Absalom's love did not spoil his appetite.

Soon as the dishes were removed, pipes were brought out and tankards sent on their rounds. By this time poor old Tim's weak brains were muddled, and he was discovered leaning back against the wall and mumbling out the tag-end of an old song:

"On' Humphry wi' his flail,
But Kitty she wur the charming ma-aid
To carry th' milking pa-ail!"

This set them on singing, and Roaring Billy insisted on bawling out at the top of his stentorian lungs the doleful ditty of "Lord Bateman and his Daughters," which ran to thirty verses, and lasted half-an-hour.
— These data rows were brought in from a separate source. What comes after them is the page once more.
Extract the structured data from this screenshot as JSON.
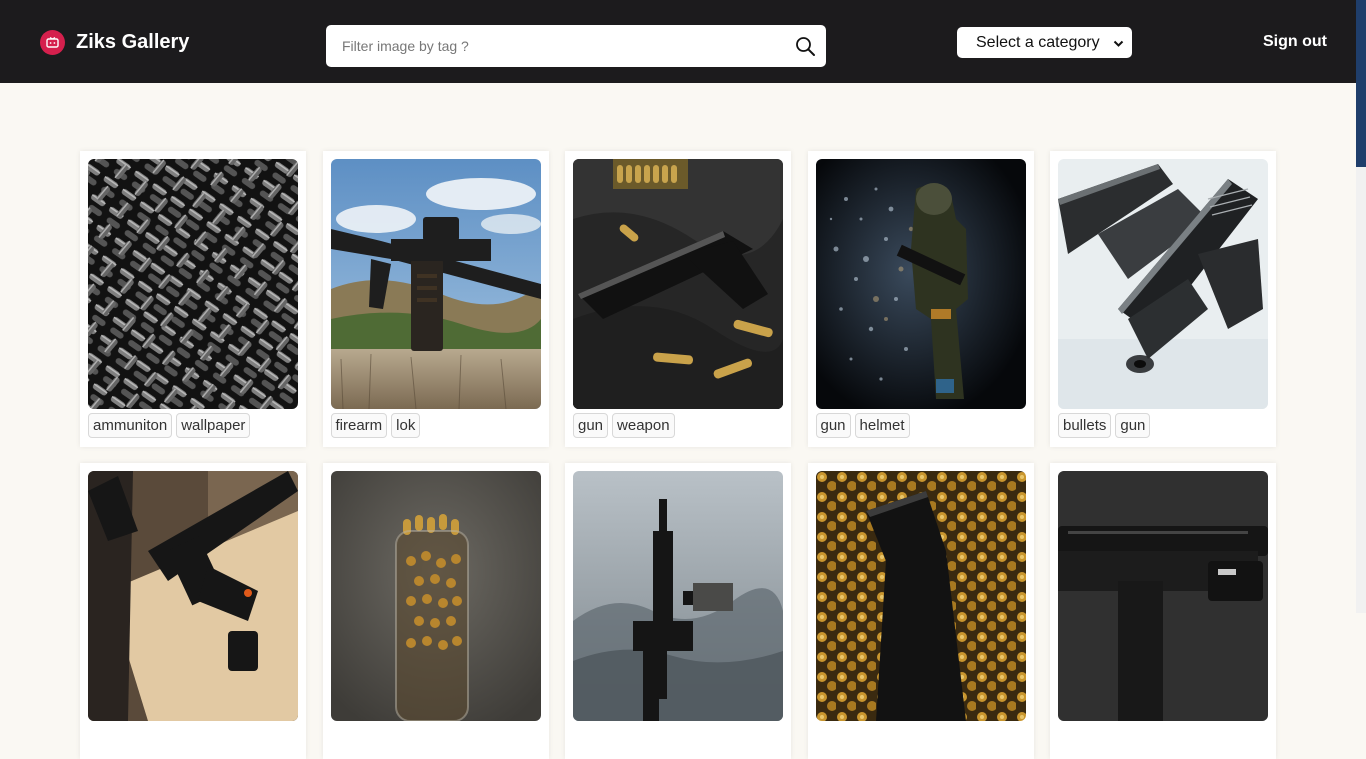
{
  "header": {
    "brand_title": "Ziks Gallery",
    "search_placeholder": "Filter image by tag ?",
    "category_selected": "Select a category",
    "signout_label": "Sign out"
  },
  "gallery": [
    {
      "tags": [
        "ammuniton",
        "wallpaper"
      ],
      "icon": "bullets-pile-photo"
    },
    {
      "tags": [
        "firearm",
        "lok"
      ],
      "icon": "rifle-on-stump-photo"
    },
    {
      "tags": [
        "gun",
        "weapon"
      ],
      "icon": "pistol-on-cloth-photo"
    },
    {
      "tags": [
        "gun",
        "helmet"
      ],
      "icon": "soldier-dispersion-photo"
    },
    {
      "tags": [
        "bullets",
        "gun"
      ],
      "icon": "pistol-disassembled-photo"
    },
    {
      "tags": [],
      "icon": "rifle-on-table-photo"
    },
    {
      "tags": [],
      "icon": "bullets-in-jar-photo"
    },
    {
      "tags": [],
      "icon": "rifle-in-fog-photo"
    },
    {
      "tags": [],
      "icon": "pistol-on-brass-photo"
    },
    {
      "tags": [],
      "icon": "pistol-with-light-photo"
    }
  ],
  "colors": {
    "header_bg": "#1c1b1d",
    "page_bg": "#faf8f3",
    "brand_accent": "#d5204d",
    "scroll_thumb": "#1f3e6b"
  }
}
Hardly were the last words out of his mouth, when an impatient wight struck up the "Leathern Bottel," and heartily did they all join in the chorus, down to where the ballad describes the married man wanting to beat his wife, and using a glass bottle for the purpose, which broke and let all the wine about:—

"Whereas it had been the Leathern Bottel,
The stopper been in he might banged away well,"

without danger of creating an unanswerable argument in favour of leathern bottles.
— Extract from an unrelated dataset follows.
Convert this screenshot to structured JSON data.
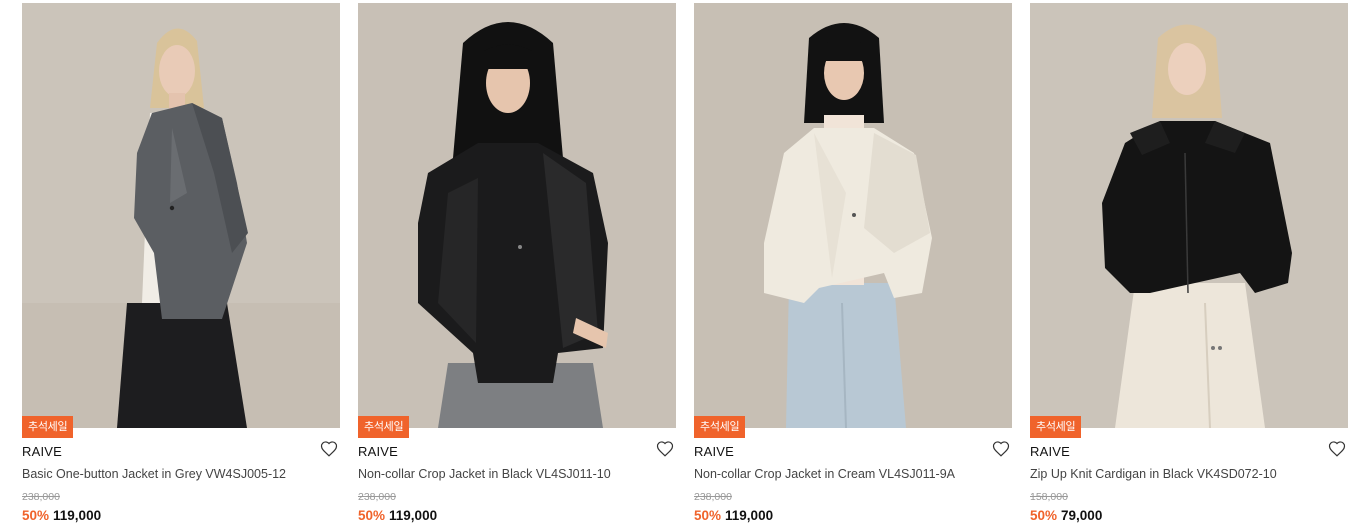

By this time they were pretty well "boozed." A thick cloud of tobacco-smoke filled the kitchen. Heads were rolling about from side to side and arms stretched over the tables among the dÉbris of broken pipes and in pools of spilt beer and froth. Despite these rude, unromantic surroundings, Absalom and Madge were leaning close against each other, hand-in-hand, almost silent, but looking in each other's eyes. What account takes passion of pipes or beer, smoke or drunken men, of snores and hoarse voices? None: they were oblivious of these things.